# Observed discharge
***

__Author__: Chus Casado<br>
__Date__:   08-06-2022<br>

__Introduction__:<br>


In [None]:
import glob
import numpy as np
import pandas as pd
import matplotlib.pyplot as plt
from datetime import datetime, timedelta

In [None]:
import xarray as xr

In [None]:
import os
path_root = os.getcwd()

In [None]:
os.chdir('../py/')
from convert import dict2da
os.chdir(path_root)

## Observed data 

In [None]:
stations = pd.read_parquet('../results/reporting_points/reporting_points_over_500km2.parquet')
stations = stations[['name', 'X', 'Y', 'area', 'subcatchment', 'river', 'catchment', 'country', 'n_events_obs', 'rl5', 'rl20', 'rl100']]
stations.head()

In [None]:
stations.loc[stations.catchment == 'Ebro'].sort_values('n_events_obs', ascending=False)

In [None]:
stations.to_csv('../results/reporting_points/reporting_points_over_500km2.csv')

In [None]:
stations = pd.read_csv('../data/discharge/observed/6hourData.csv', index_col='station_id')

In [None]:
data = pd.read_csv('../data/discharge/observed/output-6h-nrt-operational.txt', index_col='Station ID', na_values=[-9999, -999, -99])
data.Timestamp = pd.to_datetime(data.Timestamp)

In [None]:
stns = data.index.unique().tolist()
stns.sort()
dates = pd.date_range(datetime(2018, 1, 1), data.Timestamp.max() + timedelta(hours=1), freq='6h')
obs = pd.DataFrame(index=dates, columns=stns, dtype=float)
for i, stn in enumerate(stns):
    
    print(f'{i+1:02d} from {len(stns):02d}', end='\r')
    
    aux = data.loc[stn, ['Timestamp', 'AvgValue']]
    aux.set_index('Timestamp', drop=True, inplace=True)
    aux = aux.loc['2018-01-01':, 'AvgValue']
    aux[(aux < 0) | (aux > 10000)] = np.nan
    obs.loc[aux.index, stn] = aux.values

## Reanalysis data

In [None]:
def KGE(observado, simulado, sa=1, sb=1, sr=1):
    """Calcula el coeficiente de eficiencia de Kling-Gupta.
    
    Parámetros:
    -----------
    observado:   series.

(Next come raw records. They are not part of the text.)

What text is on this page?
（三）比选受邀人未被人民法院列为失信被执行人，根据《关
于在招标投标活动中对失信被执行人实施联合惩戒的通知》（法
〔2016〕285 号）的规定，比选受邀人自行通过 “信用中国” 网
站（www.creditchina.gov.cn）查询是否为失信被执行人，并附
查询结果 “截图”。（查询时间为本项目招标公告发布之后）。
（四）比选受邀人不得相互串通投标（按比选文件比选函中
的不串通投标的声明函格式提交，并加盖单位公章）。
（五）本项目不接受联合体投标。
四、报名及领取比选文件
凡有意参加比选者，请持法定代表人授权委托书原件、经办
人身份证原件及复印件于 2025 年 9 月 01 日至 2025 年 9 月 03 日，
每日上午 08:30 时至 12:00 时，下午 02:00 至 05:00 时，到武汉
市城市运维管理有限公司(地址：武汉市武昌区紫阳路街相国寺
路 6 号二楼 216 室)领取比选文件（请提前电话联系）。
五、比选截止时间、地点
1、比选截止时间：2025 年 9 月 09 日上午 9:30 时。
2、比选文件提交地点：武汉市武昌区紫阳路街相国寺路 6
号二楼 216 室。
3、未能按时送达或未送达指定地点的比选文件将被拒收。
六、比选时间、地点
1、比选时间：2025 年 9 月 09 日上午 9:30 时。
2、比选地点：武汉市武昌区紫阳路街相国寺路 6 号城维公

Serie observada
    simulado:    series. Serie simulada
    sa, sb, sr: integer. Factores de escala de los tres términos del KGE: alpha, beta y coeficiente de correlación, respectivamente
    
    Salida:
    -------
    KGE:        float. Eficienica de Kling-Gupta"""
    
    # Eliminar pasos sin dato
    data = pd.concat((observado, simulado), axis=1)
    data.columns = ['obs', 'sim']
    data.dropna(axis=0, how='any', inplace=True)
    # Para la función si no hay datos
    if data.shape[0] == 0:
        return

    # calcular cada uno de los términos del KGE
    alpha = data.sim.std() / data.obs.std()
    beta = data.sim.mean() / data.obs.mean()
    r = np.corrcoef(data.obs, data.sim)[0, 1]
    
    # Cacular KGE
    ED = np.sqrt((sr * (r - 1))**2 + (sa * (alpha - 1))**2 + (sb * (beta - 1))**2)
    KGE = 1 - ED
    
    return KGE

In [None]:
rea = pd.DataFrame(dtype=float)
files = glob.glob('../data/discharge/reanalysis/*.csv')
for file in files:
    aux = pd.read_csv(file, parse_dates=True, index_col=0)
    aux.columns = aux.columns.astype(int)
    rea = pd.concat((rea, aux), axis=0)

## Comparison

In [None]:
# cut series so that they have the same extent
start = max(obs.index.min(), rea.index.min())
end = min(obs.index.max(), rea.index.max())
obs = obs.loc[start:end,:]
rea = rea.loc[start:end,:]

In [None]:
kge = pd.Series(index=stns, dtype=float)
for stn in stns:
    kge[stn] = KGE(obs[stn], rea[stn])

In [None]:
kge.sort_values()

In [None]:
stn = kge.idxmin()
print(stn)

In [None]:
stn = '2996'

fig, ax = plt.subplots(figsize=(16, 5))
ax.plot(obs.index, obs[stn], label='obs')
ax.plot(rea.index, rea[stn], label='sim')
ax.legend();

stations.loc[stn]

In [None]:
rea.plot(figsize=(16, 5));

***

Analyse the availability of data in the Hydro Database.

**Historical**

In [None]:
historic_operational = pd.read_excel('../data/discharge/observed/DB/OP_hdata_ranges_EHDCC_8029.xlsx', sheet_name='6h', header=0, index_col=0)
historic = pd.read_csv('../data/discharge/observed/DB/hdata_ranges_EHDCC_8029_202305151428_EFAS3_Hydro_ro.csv', sep=';', parse_dates=True, index_col='ID')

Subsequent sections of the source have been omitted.